Un ambito da analizzare e comprendere è quello della fedeltà del consumatore, a una Marca, ai suoi marchi, al punto vendita o al negozio. Oggi non esiste più alcuna garanzia di una fedeltà a vita. Il consumatore è diventato infedele al massimo e neppure le grandi Marche possono dormire sogni tranquilli confidando nella fedeltà acquisita.

Il problema è che la fedeltà è cosa diversa dalla fiducia. La fedeltà va promossa, costruita nel tempo, facilitata, mantenuta. Pensare di possedere clienti fedeli solo perchè hanno manifestato la loro fiducia in una Marca o punto vendita è un grande errore. Soprattutto in un contesto dominato da un'offerta globale che passa attraverso la Rete delle reti.

Vendere a un cliente acquisito è certamente più facile e meno costoso. Trovarne uno nuovo al contrario può essere molto complicato e molto costoso. Il sogno rimane quello di acquisire nuovi clienti che possano diventare testimoni e protagonisti di un passaparola capace di generare nuove opportunità.

Alla base di tutto c'è però un elemento che molti continuano a dimenticare o a trascurare: la fedeltà. Il cliente acquisito e il suo passaparola descrivono una realtà desiderabile che può essere sperimentata solo a patto che si sia stabilita nel tempo una relazione di fiducia che ha trasformato comportamenti di acquisto casuali e periodici in fedeltà. La vendita periodica di prodotti può essere profittevole, anche durante i venerdì nero, ma la fedeltà lo è molto di più.

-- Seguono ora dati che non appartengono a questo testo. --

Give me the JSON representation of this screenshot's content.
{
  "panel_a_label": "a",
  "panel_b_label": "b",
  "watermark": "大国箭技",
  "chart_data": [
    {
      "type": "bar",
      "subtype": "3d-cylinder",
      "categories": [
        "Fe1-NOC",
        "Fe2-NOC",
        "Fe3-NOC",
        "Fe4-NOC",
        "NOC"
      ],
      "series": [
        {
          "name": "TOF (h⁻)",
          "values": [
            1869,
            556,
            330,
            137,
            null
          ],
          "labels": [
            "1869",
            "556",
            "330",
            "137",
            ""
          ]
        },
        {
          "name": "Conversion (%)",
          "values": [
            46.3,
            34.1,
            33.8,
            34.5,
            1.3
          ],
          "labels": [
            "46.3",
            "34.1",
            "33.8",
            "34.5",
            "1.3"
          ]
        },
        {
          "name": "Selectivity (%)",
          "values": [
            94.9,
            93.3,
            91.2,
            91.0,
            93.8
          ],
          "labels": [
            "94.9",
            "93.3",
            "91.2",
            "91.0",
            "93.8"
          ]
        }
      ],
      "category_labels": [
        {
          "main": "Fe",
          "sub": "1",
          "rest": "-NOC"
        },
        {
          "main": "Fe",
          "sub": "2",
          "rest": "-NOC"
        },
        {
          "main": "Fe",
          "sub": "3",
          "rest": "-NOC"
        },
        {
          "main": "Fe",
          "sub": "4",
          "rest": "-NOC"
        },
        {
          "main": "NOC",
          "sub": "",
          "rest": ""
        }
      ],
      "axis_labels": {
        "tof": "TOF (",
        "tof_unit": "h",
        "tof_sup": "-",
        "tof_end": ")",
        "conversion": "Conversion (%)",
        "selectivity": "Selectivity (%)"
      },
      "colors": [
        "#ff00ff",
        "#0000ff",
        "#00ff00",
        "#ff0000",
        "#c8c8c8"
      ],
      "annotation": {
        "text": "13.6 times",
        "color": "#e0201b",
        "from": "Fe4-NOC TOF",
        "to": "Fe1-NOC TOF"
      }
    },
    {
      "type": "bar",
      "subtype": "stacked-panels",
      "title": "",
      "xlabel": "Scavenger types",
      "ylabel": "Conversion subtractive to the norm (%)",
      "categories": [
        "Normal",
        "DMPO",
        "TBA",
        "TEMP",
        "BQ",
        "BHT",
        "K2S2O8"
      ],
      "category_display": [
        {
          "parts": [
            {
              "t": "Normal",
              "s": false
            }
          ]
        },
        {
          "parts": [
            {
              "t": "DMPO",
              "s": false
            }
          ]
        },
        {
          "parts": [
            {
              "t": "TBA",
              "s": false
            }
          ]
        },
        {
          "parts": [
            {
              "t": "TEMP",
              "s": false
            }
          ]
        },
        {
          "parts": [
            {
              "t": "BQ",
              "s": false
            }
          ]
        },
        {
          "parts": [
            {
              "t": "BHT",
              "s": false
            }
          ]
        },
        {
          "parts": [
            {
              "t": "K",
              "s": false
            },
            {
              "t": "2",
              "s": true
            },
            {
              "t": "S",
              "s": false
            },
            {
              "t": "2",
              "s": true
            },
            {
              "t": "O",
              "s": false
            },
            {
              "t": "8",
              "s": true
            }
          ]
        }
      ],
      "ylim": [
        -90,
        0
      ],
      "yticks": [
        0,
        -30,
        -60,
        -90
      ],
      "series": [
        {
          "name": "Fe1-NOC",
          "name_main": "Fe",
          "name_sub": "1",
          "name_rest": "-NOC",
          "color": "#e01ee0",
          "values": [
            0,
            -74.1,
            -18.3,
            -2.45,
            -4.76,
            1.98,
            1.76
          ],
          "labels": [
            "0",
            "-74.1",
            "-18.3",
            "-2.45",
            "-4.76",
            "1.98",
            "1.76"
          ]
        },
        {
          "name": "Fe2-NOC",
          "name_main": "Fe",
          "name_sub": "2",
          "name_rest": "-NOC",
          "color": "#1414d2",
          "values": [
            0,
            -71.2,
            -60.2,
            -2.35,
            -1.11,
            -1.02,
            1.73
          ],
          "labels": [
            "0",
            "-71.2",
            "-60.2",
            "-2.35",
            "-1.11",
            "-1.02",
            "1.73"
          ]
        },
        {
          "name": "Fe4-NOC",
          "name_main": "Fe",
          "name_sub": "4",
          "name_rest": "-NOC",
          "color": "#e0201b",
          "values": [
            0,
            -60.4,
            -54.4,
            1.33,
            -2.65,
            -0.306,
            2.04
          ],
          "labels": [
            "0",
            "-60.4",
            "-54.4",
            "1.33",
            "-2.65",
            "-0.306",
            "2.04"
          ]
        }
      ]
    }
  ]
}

Il punto di partenza è conquistare la fiducia del consumatore-cliente e consolidarla nel tempo. Obiettivo fibale deve però essere la fedeltà e la fidelizzazione. La prima si esprime nei confronti di una Marca o un punto vendita, la seconda nello spendere la maggior parte del budget disponibile per un cero tipo di acqusti negli stessi ounti vendita o con le stesse Marche. L'esempio da seguire, più che quello delle banche oggi in grave crisi di fiducia, può essere quello del marchio Esselunga. Una catena di supermercati che ha sicuramente costruito la fedeltà dei suoi clienti grazie alla fiducia che ha saputo generare e coltivare nel tempo con iniziative intelligenti e pensate per far percepire la cura e l'interesse della clientela.

Il punto vendita che non considera il Black Friday come fondamentale per il fatturato o il guadagno di un anno di attività dovrebbe prestare molta atenzione al livello di fiducia e di fedeltà dei suoi clienti abituali. Un alto tasso di fiducia infatti non si traduce automaticamente in fedeltà. La fiducia ad esempio potrebbe essere tradita durante il venerdì nero e assorbire quantità di budget così elebvate da tenere il cliente lontano dal punto vendita per lungo tempo. La fedeltà al contrario potrebbe limitare gli acquisti e riportare il cliente nel negozio il sabato successivo al venerdì nero.

Per fare in modo che ciò avvenga però ogni Marca e ogni punto vendita deve investire in programmi, iniziative e approcci finalizzati alla fedeltà e alla fidelizzazione.